The Way Brazil Congress Found to Deal with Their Crimes: Amnesty for All

    A meeting of Brazil's House of Representatives - EBC

     

    The recent list with almost 100 names sent by Brazil’s Federal Prosecutor’s Office to the Supreme Court asking for the opening of 83 investigations based in testimonies of former executives of the Odebrecht contractor encouraged some legislators to get a collective pardon to Congress.

    The new phase of the Lava Jato (Car Wash) operation rekindled the debate in the House about the possibility of granting amnesty to those who used the practice of slush fund to finance their political campaigns.

    Wednesday, March 15, after a meeting with president Michel Temer, the speaker of the House, Rodrigo Maia said that he hadn’t been contacted by anybody, but he admitted he might put the slush fund amnesty to a vote.

    He explained: “I’m only the speaker. I cannot invent a topic, but I can schedule the discussion of a topic if there is a request by the leaders.”

    He made it clear, however, that he would entertain a proposal that has “name, surname and address” and support from the parties.

    “I don’t object to any topic, as long as it is done with a name, a surname and a fixed address of the matter and a request by the political parties. In this case I cannot refuse to act,” he said.

    Last year, the House, first in September and then again in November, tried to pass an amnesty for those using slush fund. The bills didn’t prosper, however.

    Due to the negative repercussion, they did not prosper. Some politicians argue, however, that amnesty is the only solution in these times of crisis in order to avoid further upheaval.

    Prosecutor’s Request

    Brazil’s top public prosecutor expanded a corruption probe of the country’s political establishment on Tuesday, asking the Supreme Court to open 83 new investigations of politicians named in explosive plea bargain testimony.

    Prosecutor General Rodrigo Janot also requested that the Court send 211 other requests to lower courts based on much-anticipated testimony by executives of engineering group Odebrecht implicated in Brazil’s biggest-ever graft scandal.

    Under Brazilian law, cabinet ministers, federal senators and lower house lawmakers can be tried only in the Supreme Court, where cases often take years to come to trial.

    Janot could not disclose the names of the politicians and others covered by his request as the Odebrecht testimony and related investigations are still under seal. He asked Supreme Court Justice Edson Fachin to lift the judicial secrecy on the case for the sake of transparency and the public interest.

    President Michel Temer has not been directly implicated in illicit party funding and has denied any wrongdoing in the sprawling three-year corruption scandal centered on overpriced contacts at state-run oil company Petrobras.
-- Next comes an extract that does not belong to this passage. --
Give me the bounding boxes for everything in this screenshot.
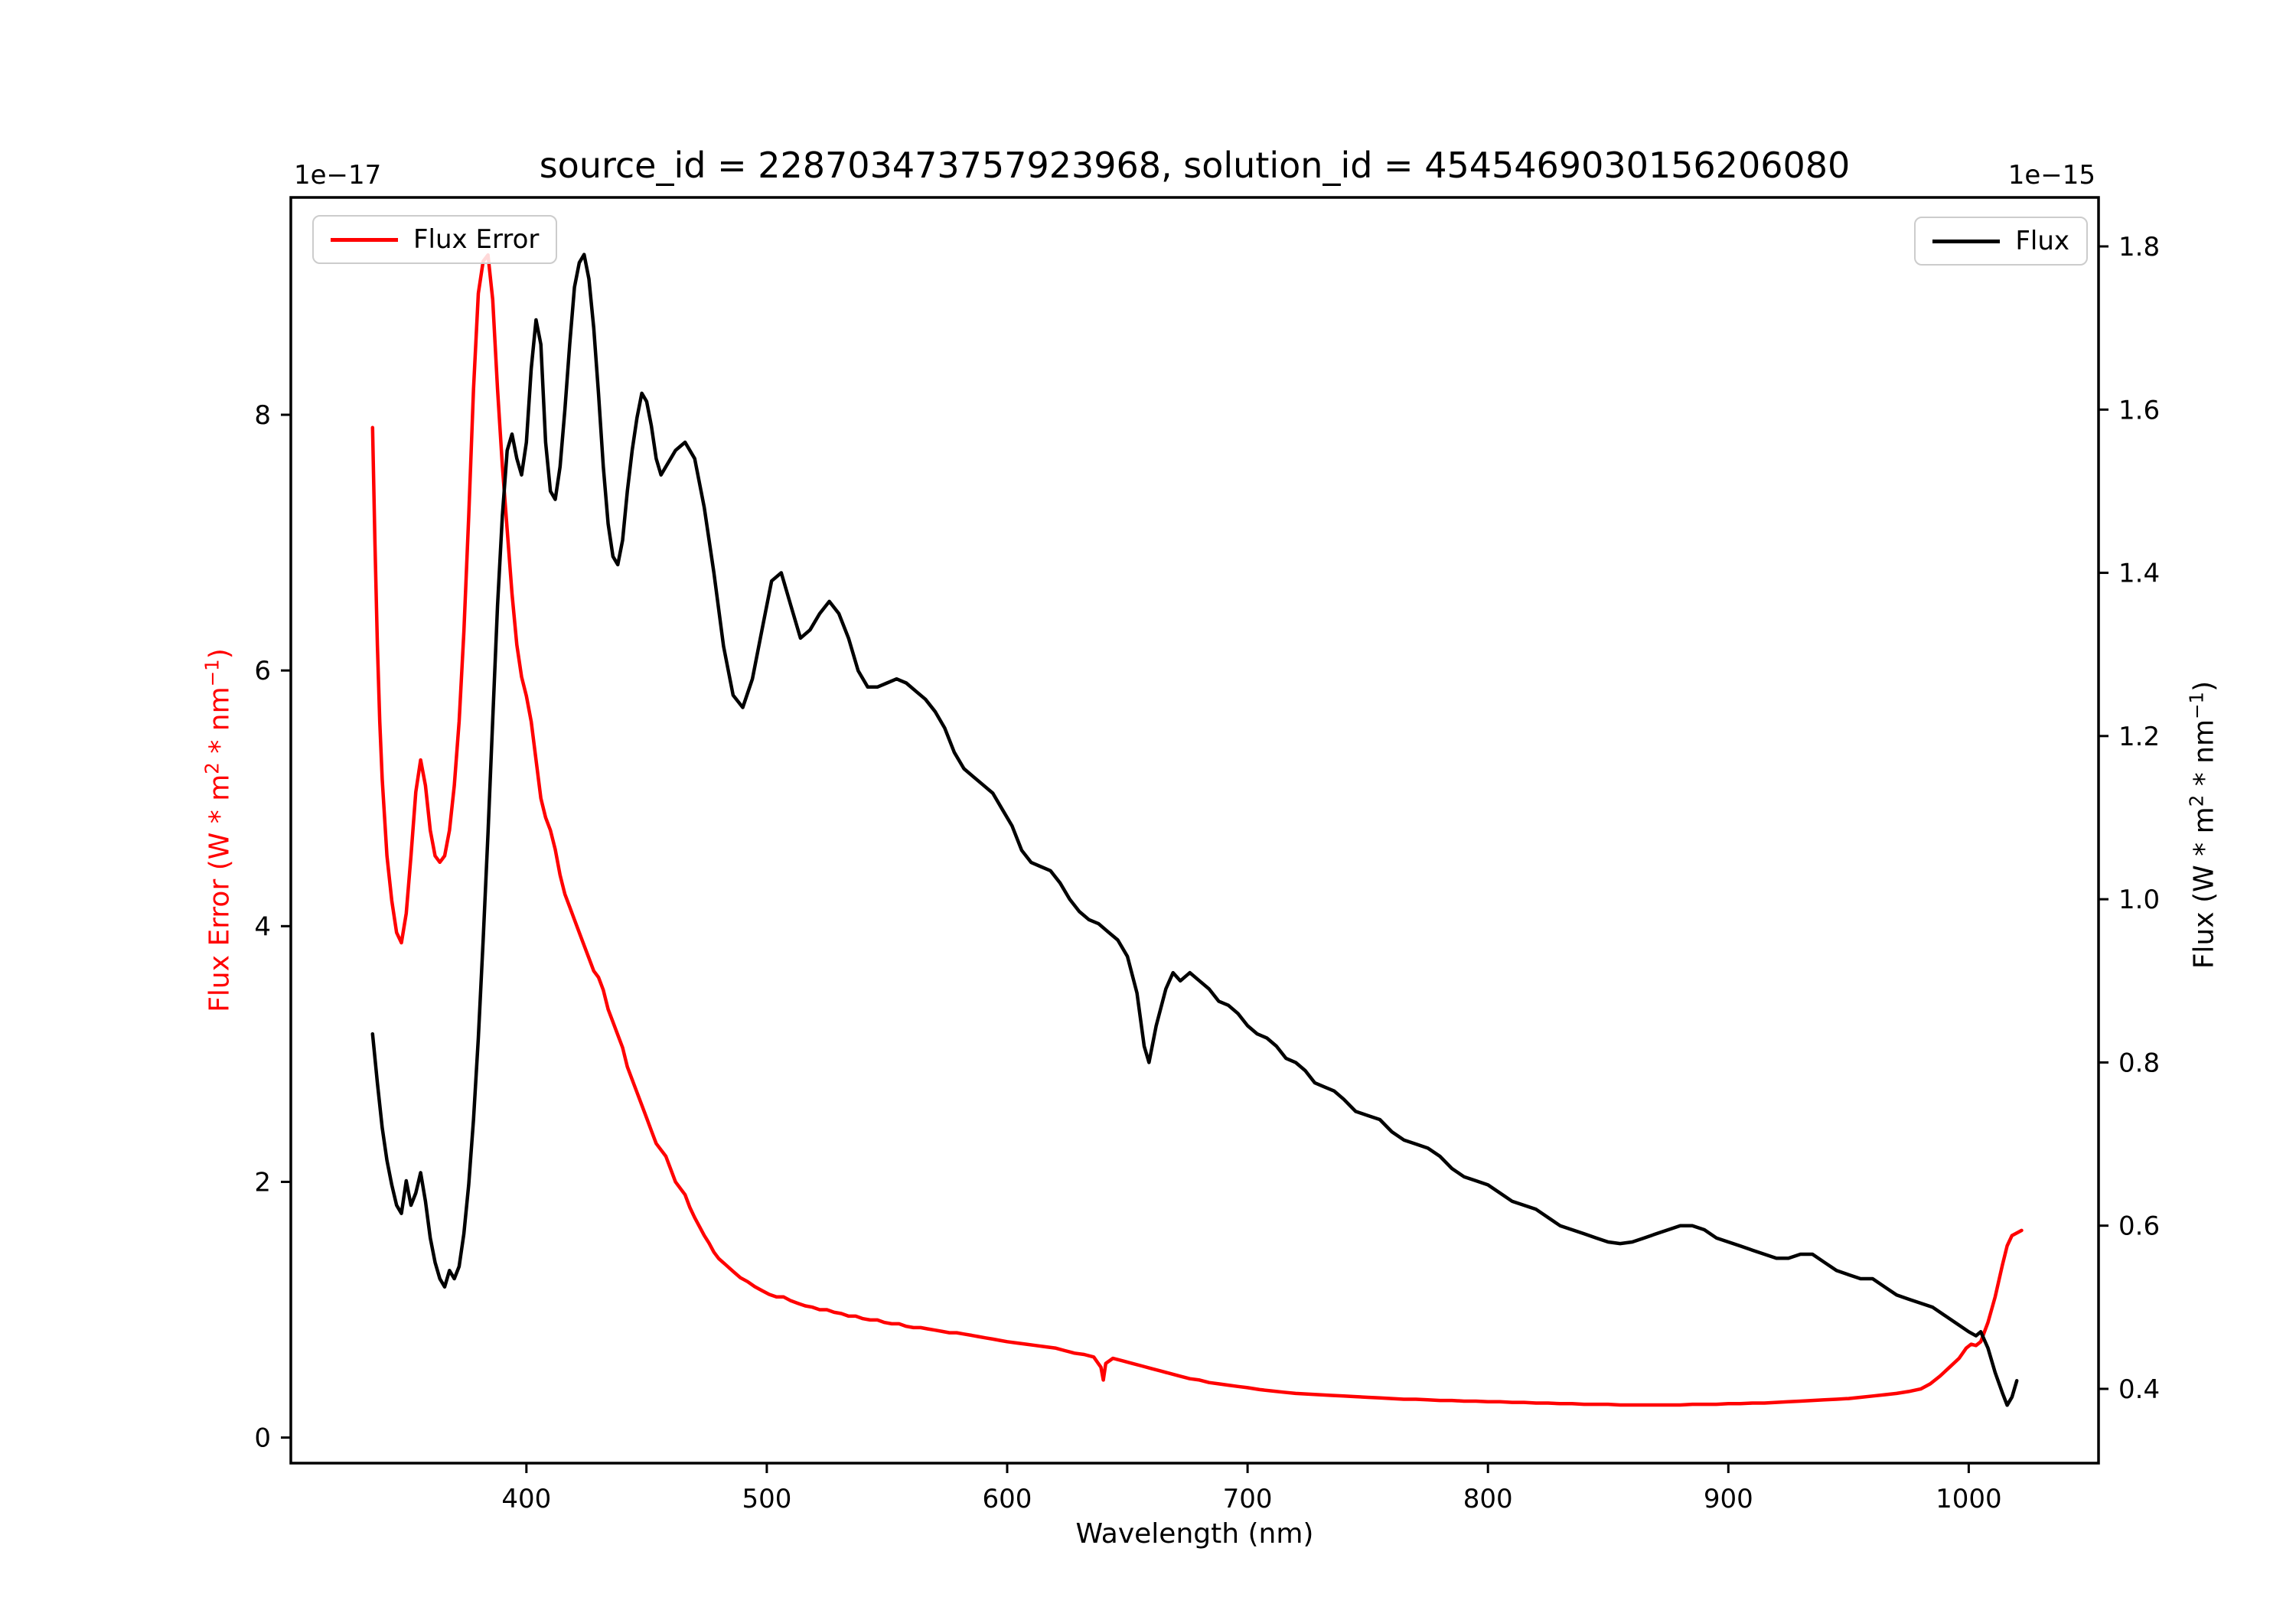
left-y-axis-label-close: ) <box>204 648 236 660</box>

    Dozens of politicians reportedly named for taking kickbacks in the testimony by Odebrecht executives included senators in Temer’s Brazilian Democratic Movement Party (PDMB) and the allied Brazilian Social Democracy Party (PSDB), which led the impeachment of leftist Dilma Rousseff last year.

    The new investigations will be a test for Temer as he strives to pull Latin America’s largest nation from its worst recession in more than a century.

    Temer succeeded Rousseff in May, vowing to eliminate corruption and restore fiscal discipline. But he has already lost several ministers to bribery allegations.

    His chief of staff, Eliseu Padilha, a key organizer of political support in Congress for a crucial reform of Brazil’s costly pension system, is on thin ice after an Odebrecht executive was reported to have said he asked for a cash donation for Temer’s 2014 campaign.

    Janot first opened investigations of seated politicians implicated in the kickback scandal in March 2015, but only five have been indicted and none convicted.

    The new round of investigations fueled by the Odebrecht testimony follows 10 months of negotiations with the family-owned firm, Latin America’s largest engineering group.

    In December, Odebrecht signed a leniency accord with prosecutors, agreeing to pay 6.7 billion reais (US$ 2.15 billion), admit guilt and offer details of bribes it paid.

    Seventy-seven of its executives, including family patriarch and Chairman Emilio Odebrecht and his jailed son and former Chief Executive Marcelo Odebrecht, made some 950 statements to a team of 116 prosecutors across the country, Janot’s office said.

    It will be up to Justice Edson Fachin, the judge in charge of the Car Wash corruption investigation in Brazil’s top court, to authorize or turn down investigations and measures requested by Janot. Fachin will also have to decide whether or not the contents of the allegations should remain confidential.

    Odebrecht’s court agreements were officially admitted as evidence in the Car Wash case in January by Chief Justice Cármen Lúcia, after Justice Teori Zavascki, who was in charge of the case at the Supreme Court level, was killed in an air crash.

    The Prosecutor-General’s Office heard 950 testimonies from 77 whistleblowers linked to the building company.